4

What's the best way to compute AUC in SQL?

Here is what I got (assuming table T(label, confid) and label=0,1):

SELECT sum(cumneg * label) * 1e0 / (sum(label) * sum(1-label)) AS auc
FROM ( 
  SELECT label,
    sum(1-label) OVER(ORDER BY confid ROWS UNBOUNDED PRECEDING) (BIGINT) cumneg
  FROM T
) t;

I have to multiply by 1e0 in Teradata to get a real result. The Bigint cast is necessary to avoid overflow.

iggy
  • 662
  • 6
  • 14

3 Answers3

7

Here is a slightly different and maybe simpler solution I found:

SELECT (sum(label*r) - 0.5*sum(label)*(sum(label)+1)) / (sum(label) * sum(1-label)) AS auc
FROM ( 
  SELECT label, row_number() OVER (ORDER BY confid) r
  FROM T
) t;

that returns the same result as the query in the question.

Update

This SQL query (as well as the one in the question) are non-deterministic when there are multiple examples with the same prediction (confid) but different labels.
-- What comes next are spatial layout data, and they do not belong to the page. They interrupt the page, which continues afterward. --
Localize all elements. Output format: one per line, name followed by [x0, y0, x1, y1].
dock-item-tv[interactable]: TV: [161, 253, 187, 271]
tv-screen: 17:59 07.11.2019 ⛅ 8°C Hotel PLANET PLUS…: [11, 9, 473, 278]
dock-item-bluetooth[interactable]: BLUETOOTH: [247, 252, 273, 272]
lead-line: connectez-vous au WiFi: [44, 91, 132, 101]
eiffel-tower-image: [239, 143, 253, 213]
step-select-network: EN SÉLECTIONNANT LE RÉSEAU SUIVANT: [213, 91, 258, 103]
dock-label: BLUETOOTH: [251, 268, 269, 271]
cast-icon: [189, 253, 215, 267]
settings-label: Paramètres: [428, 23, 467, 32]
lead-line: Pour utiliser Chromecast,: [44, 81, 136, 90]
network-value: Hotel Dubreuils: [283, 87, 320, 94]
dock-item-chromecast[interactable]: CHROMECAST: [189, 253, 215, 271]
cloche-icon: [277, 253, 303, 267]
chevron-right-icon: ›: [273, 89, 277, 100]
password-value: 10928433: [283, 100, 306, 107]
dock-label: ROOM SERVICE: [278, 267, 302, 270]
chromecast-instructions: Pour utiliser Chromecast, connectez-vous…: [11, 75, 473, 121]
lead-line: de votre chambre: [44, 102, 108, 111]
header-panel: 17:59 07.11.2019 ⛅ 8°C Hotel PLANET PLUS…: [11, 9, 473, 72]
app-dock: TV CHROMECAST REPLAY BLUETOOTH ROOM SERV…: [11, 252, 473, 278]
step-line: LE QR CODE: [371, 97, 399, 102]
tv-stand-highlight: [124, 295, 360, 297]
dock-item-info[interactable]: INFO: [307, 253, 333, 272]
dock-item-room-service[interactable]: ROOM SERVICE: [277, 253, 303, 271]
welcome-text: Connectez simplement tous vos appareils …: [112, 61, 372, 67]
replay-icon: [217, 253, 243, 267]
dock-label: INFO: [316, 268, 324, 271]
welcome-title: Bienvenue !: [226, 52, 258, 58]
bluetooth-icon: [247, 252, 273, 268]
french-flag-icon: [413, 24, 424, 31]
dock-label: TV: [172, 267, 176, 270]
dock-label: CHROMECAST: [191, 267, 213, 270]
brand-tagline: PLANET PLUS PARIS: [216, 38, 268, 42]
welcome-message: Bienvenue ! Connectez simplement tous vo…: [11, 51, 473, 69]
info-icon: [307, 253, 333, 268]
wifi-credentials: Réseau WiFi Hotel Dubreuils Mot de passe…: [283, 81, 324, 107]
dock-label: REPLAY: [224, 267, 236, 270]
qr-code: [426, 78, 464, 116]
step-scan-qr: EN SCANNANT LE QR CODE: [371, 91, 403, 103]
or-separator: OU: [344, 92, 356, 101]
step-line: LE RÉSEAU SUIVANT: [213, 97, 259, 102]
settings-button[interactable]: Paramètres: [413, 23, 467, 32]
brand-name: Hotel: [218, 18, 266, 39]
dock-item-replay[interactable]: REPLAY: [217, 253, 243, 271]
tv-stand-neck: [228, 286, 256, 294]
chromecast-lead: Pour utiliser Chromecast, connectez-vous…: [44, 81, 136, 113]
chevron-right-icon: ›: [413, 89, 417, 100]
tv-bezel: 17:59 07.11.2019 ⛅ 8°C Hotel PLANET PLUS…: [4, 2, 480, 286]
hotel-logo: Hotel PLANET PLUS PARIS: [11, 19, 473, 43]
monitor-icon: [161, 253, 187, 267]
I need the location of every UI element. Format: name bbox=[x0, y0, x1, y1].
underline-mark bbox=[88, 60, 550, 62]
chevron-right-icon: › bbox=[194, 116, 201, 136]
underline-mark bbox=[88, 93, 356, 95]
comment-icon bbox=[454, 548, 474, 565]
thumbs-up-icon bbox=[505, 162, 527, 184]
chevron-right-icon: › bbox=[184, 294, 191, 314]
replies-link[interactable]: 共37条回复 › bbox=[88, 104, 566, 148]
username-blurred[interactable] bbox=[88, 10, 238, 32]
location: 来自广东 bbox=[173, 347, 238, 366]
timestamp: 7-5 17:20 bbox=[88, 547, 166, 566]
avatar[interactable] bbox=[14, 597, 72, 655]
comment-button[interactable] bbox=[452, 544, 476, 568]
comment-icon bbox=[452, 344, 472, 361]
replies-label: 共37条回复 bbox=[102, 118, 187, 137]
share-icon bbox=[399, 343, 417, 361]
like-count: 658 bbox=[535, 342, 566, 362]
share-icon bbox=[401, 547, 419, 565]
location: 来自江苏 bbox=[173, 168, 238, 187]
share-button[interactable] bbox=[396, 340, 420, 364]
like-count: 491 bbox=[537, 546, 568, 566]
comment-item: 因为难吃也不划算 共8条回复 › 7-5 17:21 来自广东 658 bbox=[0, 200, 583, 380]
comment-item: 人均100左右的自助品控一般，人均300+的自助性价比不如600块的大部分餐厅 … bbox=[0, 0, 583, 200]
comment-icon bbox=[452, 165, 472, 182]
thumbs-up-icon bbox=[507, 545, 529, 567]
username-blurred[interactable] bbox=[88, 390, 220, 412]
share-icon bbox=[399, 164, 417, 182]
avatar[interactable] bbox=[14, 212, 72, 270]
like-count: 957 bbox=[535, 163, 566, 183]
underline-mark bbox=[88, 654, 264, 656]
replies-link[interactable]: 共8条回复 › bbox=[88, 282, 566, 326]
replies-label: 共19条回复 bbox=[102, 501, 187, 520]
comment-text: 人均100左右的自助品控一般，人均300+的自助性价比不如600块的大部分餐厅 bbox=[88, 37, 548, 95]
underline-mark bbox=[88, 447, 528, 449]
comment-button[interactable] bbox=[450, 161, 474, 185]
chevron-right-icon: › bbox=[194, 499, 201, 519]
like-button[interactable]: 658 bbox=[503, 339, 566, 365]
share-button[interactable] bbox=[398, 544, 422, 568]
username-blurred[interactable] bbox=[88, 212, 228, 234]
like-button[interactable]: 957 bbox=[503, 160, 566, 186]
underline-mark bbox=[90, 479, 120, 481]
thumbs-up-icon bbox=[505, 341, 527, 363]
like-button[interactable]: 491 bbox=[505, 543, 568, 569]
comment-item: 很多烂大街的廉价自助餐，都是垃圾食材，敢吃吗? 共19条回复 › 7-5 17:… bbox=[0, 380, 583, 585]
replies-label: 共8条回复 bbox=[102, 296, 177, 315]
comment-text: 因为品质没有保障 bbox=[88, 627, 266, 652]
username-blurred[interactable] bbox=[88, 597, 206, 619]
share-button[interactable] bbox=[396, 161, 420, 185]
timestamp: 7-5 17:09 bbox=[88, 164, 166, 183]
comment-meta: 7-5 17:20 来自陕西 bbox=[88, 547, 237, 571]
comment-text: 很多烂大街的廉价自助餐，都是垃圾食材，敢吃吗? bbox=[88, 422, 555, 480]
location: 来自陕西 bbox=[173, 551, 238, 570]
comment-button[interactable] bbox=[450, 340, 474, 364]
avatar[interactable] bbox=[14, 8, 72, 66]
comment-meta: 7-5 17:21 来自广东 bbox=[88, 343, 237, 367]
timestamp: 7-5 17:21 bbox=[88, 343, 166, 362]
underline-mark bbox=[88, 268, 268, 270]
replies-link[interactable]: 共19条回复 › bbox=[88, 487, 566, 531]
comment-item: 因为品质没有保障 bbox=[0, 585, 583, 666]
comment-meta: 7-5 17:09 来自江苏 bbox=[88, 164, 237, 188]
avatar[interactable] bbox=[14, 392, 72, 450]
To compute a deterministic AUC using interpolation the query can be modified as follows:

SELECT (sum(pos*r) - 0.5*sum(pos)*(sum(pos)+1) - 0.5*sum(pos*neg)) / 
  (sum(pos) * sum(neg)) AS auc
FROM ( 
  SELECT pos, neg, 
    sum(pos+neg) OVER (ORDER BY confid ROWS UNBOUNDED PRECEDING) r
  FROM (
    SELECT confid, sum(label) AS pos, sum(1-label) AS neg
    FROM T
    GROUP BY confid) t
) t;

In the AUC formula, the denominator is the total number of pairs (positive X negative). The numerator computes how many of the pairs are are ranked correctly. sum(pos*r) computes the total number of pairs so far (based on confidence order). That number includes positive X positive pairs so the second term subtracts those. Finally, the last term subtracts half of positive X negative pairs with the same prediction.

iggy
  • 662
  • 6
  • 14
  • Can you pls share the underlying math explanation? – Saurav Jun 07 '21 at 05:17
  • See if this helps: https://stephanosterburg.gitbook.io/scrapbook/data-science/ds-cheatsheets/machine-learning/fast-computation-of-auc-roc-score – iggy Jun 08 '21 at 16:27
1

Below pseudo-SQL takes advantage of the fact that AUC ROC is the same as probability that the predicted score distinguishes a random positive and a random negative label. SQL assumes that both labels have at least 10000 elements. The calculated AUC is not exact, but randomised. See also the same question for R.

WITH POSITIVE_SCORES AS (
  select
    score as p_pos
  from
    TABLE
    where label = positive
    order by rand()
    limit 10000
),

NEGATIVE_SCORES AS (
  select
    score as p_neg
  from
    TABLE
    where label = negative
    order by rand()
    limit 10000
)

select
  avg(case 
    when p_pos > p_neg then 1 
    when p_pos = p_neg then 0.5 
    else 0 
  end) as auc
from
  POSITIVE_SCORES
  cross join
  NEGATIVE_SCORES
Jussi Kujala
  • 901
  • 9
  • 7
0

For calculating exact deterministic AUC score, we should aggregate by "confid" to handle cases when not all confidence values are unique. Then we just calculate trapezoid area for each unique confidence value and sum all. Also, additional check for the case when all labels are zeros or ones. Note that type can be overflowed because of multiplication - you can prevent it using BIGINT.

MS SQL Implementation:

select
    IIF(SUM(Ones) * SUM(Zeros) <> 0,
    SUM(IIF(Zeros * Ones > 0, 0.5 * Zeros * Ones + Height * Ones, Height * Ones)) / (SUM(Ones) * SUM(Zeros)), 0)
from (
        select
        Zeros,
        Ones,
        SUM(IIF(Zeros * Ones > 0, 0, Zeros) + IIF(PrevZeros * PrevOnes > 0, PrevZeros, 0)) OVER (ORDER BY PD) as Height
    from (
        select
            confid as PD,
            SUM(label) as Ones,
            SUM(ABS(1 - label)) as Zeros,
            LAG(SUM(label), 1, NULL) OVER (ORDER BY confid) as PrevOnes,
            LAG(SUM(ABS(1 - label)), 1, NULL) OVER (ORDER BY confid) as PrevZeros
        from T
        group by confid
    ) q1
) q2;
okrn
  • 54
  • 2